Residents will have a chance to review the designs intended to celebrate the city's past and future, and will choose their favorite from five student finalists from 5 p.m. to 7 p.m. March 20 inside the E. Michael Roll Municipal Building at 2000 Marbury Drive.
Students already received suggestions Monday on how to tweak their designs, which will be finalized in late March and early April before the city bids for a contractor to fabricate the designs for real banners, Archibald said.
The finalists, picked from 10 students who applied, are Alisha Dines, 21, of Accokeek; Torrean Green, 20, of Fort Washington; Lovie Leach, 39, of Clinton; Nicole Mitchell, 20, of Upper Marlboro; and Jasmine Rubin, 21, of Clinton.
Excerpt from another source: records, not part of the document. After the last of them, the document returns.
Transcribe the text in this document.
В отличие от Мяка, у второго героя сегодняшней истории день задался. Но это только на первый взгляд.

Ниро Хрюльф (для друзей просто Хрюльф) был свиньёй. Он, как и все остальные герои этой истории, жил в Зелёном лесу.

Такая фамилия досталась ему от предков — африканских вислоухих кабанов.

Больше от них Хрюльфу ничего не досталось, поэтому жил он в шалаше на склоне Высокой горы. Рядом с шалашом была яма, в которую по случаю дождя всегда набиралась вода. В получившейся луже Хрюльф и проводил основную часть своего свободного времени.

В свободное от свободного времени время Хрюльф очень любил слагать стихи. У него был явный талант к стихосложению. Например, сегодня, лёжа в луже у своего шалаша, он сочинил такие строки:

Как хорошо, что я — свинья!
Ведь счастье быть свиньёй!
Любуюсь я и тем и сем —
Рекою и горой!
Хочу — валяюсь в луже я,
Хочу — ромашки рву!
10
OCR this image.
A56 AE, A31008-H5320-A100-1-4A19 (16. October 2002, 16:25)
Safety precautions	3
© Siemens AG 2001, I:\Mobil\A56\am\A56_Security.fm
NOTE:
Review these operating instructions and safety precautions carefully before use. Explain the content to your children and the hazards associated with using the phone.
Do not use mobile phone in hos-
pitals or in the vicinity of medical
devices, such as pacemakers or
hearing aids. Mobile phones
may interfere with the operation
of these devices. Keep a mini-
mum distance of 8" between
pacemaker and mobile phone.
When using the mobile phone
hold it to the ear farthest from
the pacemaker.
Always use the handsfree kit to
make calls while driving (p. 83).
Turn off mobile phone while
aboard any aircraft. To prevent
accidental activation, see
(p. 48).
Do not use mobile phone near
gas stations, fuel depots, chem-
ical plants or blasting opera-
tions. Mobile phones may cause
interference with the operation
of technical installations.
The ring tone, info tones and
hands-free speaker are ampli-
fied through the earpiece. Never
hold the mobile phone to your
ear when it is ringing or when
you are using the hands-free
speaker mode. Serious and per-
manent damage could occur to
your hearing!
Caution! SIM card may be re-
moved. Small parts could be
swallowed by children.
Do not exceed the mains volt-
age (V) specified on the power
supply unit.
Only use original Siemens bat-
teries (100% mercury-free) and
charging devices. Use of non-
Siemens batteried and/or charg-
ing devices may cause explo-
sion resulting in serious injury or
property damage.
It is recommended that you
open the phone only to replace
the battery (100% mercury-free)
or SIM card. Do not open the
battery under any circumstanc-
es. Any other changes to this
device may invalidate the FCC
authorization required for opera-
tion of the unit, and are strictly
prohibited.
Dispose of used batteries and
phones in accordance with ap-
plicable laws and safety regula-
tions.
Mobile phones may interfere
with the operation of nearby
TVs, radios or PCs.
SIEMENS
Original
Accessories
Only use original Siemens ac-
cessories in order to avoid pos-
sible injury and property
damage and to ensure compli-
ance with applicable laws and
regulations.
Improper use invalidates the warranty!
"We're just trying to create a brand for the city on Marlboro Pike, and we want that brand to be positive, modern, something that reflects what the city is really about," Archibald said.
Leach, a sophomore graphic design major, went with a golden banner with the "City of District Heights" in cursive font and "word cloud" that had multiple words in colors like dark pink and light blue to describe the city such as "seniors," "youth," "recreation" and "community."
All students used a combination of Adobe Photoshop and Adobe Illustrator to complete their designs.
"Instead of trying to do images I just tried to bring forward what they were looking for just with words," Leach said.
The city has partnered with PGCC visual communication students before for other projects such as the banner for the city's 75th Anniversary celebration in 2011, said PGCC instructor Michele Bazemore. This semester's class is new and has not worked on previous city initiatives before the city asked Bazemore in December about participating in the banner project, she said. Students aren't paid for participating in the contest or winning.
"It gives them real-world practicum design experience working with real clients in the community and they have a sense of satisfaction when they finish these that they've actually helped someone in the community," Bazemore said.
Mitchell's current banner includes a background of an old boundary map with a more recent picture of a circle clock at District Heights Parkway, one of the city's landmarks, but she's planning on making changes and maybe visiting the city herself to take pictures since she also has a love for photography. Mitchell, a sophomore general studies major, said she was surprised to be picked as a finalist.
"I think some other people had some great ideas," Mitchell said. "Whether they pick me or the other four people, at least it was somebody from this class."